I could understand starting out with a token amount, say $0.01/share just to establish a dividend policy and leave room for future growth. The danger in announcing such a large-scale payout is that, in any future downturn, Apple will be forced to consider cutting its hefty dividend to conserve cash. Wall Street almost always interprets dividend cuts negatively.
Tech companies are not "widows and orphans" types of stocks because their monopolies are by definition based on technologies subject to rapid change. Most true monopolies (like utilities and some Class I railroads) are geographic monopolies and are thus able to extract true monopolistic rents because their customers can't just pick up and move if they don't like rate increases. Technology companies can't extract the same kinds of rents because there's always the threat of other upstart technologies just around every corner. Monopolistic rents contribute to stable dividends more than anything else in a business model. Just ask Warren Buffett.
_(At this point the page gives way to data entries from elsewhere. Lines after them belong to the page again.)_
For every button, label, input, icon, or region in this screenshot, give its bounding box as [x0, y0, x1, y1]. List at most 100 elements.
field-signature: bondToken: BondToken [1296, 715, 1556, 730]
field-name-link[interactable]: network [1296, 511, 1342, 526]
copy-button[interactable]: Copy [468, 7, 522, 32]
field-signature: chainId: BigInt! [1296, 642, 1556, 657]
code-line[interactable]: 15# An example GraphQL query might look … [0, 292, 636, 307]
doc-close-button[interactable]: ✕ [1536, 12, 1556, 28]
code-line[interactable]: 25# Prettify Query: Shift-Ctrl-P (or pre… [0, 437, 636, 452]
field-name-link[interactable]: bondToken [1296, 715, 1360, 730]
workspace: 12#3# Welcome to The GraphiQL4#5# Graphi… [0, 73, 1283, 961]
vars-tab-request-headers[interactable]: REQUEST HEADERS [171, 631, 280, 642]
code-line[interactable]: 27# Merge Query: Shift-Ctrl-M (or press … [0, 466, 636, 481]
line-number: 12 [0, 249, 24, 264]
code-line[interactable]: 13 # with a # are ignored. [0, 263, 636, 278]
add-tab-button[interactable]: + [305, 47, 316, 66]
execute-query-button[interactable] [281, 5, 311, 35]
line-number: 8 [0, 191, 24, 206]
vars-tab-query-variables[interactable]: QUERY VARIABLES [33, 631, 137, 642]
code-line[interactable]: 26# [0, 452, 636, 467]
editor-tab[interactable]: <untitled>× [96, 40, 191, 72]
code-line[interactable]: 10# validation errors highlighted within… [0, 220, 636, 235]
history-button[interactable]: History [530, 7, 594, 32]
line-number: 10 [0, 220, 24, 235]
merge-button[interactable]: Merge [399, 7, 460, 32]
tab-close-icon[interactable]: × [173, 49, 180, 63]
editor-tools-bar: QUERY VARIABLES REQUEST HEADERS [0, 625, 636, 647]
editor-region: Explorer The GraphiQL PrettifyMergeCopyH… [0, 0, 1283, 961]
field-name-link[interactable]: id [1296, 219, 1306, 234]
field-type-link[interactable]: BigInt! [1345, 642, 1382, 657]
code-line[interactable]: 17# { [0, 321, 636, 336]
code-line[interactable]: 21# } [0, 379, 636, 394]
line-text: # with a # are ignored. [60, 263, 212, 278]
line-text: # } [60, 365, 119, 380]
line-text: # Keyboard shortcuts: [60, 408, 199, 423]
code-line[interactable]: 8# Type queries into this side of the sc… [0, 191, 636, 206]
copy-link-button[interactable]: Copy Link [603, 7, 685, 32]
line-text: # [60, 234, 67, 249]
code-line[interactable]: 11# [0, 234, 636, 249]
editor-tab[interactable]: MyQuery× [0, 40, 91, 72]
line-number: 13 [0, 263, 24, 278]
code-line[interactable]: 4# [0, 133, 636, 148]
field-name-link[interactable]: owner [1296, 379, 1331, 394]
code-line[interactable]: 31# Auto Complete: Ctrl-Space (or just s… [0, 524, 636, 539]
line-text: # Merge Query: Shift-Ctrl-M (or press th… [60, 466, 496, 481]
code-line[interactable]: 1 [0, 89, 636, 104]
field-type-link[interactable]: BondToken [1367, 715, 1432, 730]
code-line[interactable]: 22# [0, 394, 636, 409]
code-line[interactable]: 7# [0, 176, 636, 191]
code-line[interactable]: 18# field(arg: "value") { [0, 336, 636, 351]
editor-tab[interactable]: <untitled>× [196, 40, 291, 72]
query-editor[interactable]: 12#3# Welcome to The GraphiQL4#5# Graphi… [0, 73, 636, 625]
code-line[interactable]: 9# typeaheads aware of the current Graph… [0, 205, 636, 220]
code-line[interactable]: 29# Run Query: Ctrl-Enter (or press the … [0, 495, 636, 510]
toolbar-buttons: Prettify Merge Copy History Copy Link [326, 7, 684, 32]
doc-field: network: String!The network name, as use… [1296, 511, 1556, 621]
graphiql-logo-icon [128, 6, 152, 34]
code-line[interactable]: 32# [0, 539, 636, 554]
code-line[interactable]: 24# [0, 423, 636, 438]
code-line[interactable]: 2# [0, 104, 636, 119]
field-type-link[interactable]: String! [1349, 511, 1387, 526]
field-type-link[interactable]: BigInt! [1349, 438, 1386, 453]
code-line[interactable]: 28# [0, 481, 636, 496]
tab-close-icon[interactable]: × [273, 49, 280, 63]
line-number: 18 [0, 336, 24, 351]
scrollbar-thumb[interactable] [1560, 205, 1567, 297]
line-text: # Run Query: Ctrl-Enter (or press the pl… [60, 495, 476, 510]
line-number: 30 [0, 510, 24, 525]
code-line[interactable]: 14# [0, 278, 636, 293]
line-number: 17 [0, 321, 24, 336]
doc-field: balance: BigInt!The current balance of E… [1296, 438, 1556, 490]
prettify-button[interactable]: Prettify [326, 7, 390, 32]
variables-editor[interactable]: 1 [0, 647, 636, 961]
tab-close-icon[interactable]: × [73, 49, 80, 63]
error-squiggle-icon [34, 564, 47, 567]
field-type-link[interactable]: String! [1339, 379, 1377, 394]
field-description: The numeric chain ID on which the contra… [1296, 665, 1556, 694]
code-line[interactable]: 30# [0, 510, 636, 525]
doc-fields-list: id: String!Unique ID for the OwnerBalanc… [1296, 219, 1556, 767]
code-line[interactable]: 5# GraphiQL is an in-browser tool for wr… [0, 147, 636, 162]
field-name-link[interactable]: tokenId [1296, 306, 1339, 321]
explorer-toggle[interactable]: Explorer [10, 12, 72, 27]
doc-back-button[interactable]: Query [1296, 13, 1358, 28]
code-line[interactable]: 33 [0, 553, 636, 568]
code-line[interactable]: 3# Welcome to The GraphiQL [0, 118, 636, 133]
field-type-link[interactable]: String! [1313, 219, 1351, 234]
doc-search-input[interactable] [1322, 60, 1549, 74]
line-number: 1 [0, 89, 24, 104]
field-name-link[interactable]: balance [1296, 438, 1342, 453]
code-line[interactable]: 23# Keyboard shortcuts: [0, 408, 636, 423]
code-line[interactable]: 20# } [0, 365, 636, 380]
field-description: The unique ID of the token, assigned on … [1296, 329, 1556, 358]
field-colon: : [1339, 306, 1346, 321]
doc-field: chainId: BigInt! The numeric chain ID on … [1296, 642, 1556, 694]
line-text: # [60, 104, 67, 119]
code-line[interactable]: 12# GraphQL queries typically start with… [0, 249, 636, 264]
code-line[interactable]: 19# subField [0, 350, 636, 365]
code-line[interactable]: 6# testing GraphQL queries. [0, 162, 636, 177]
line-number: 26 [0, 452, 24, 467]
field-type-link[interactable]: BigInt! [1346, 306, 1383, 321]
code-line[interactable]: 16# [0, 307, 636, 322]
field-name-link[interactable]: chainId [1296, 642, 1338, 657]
Apple could have used its massive cash pile to embark on a truly monopolistic development. It could have leveraged both its brand reputation for user friendliness and its knack for building robust platforms into a user interface for in-home smart-grid technology. One growing roadblock to smart-grid adoption is the concern that Big Brother, whoever he is, could sweep up data on household electricity use into something nefarious. The retail consumer's interaction with this "last inch" interface will determine its ultimate penetration. An Apple interface on in-home smart grid meters could do wonders for enabling local energy conservation and for alleviating common fears about scary new technology. It could also tie Apple permanently to to the monopolistic models of energy utilities, securing its dividend forever.
It's unfortunate that Apple is counting on many years of growth from a mobile computing market that is rapidly maturing. It is about to bet its dividend policy on a curious business model. Users trade in old iPads for new ones one-for-one; net income growth thus comes solely from higher prices in a fixed market while competitors introduce progressively lower-priced substitutes. This is a recipe for a dividend policy that will eventually collide head-on with a mature market where easy substitutes are available from low-cost producers. GM and Chrysler learned that lesson to their detriment. My suggestion for "Apple smart meters" above is the kind of out-of-the-box thinking Steve Jobs would have eventually used if he had lived longer. Maybe I'm channeling his spirit. Call it the iGrid or iMeter and it's a winner!
Full disclosure: No position in AAPL at this time.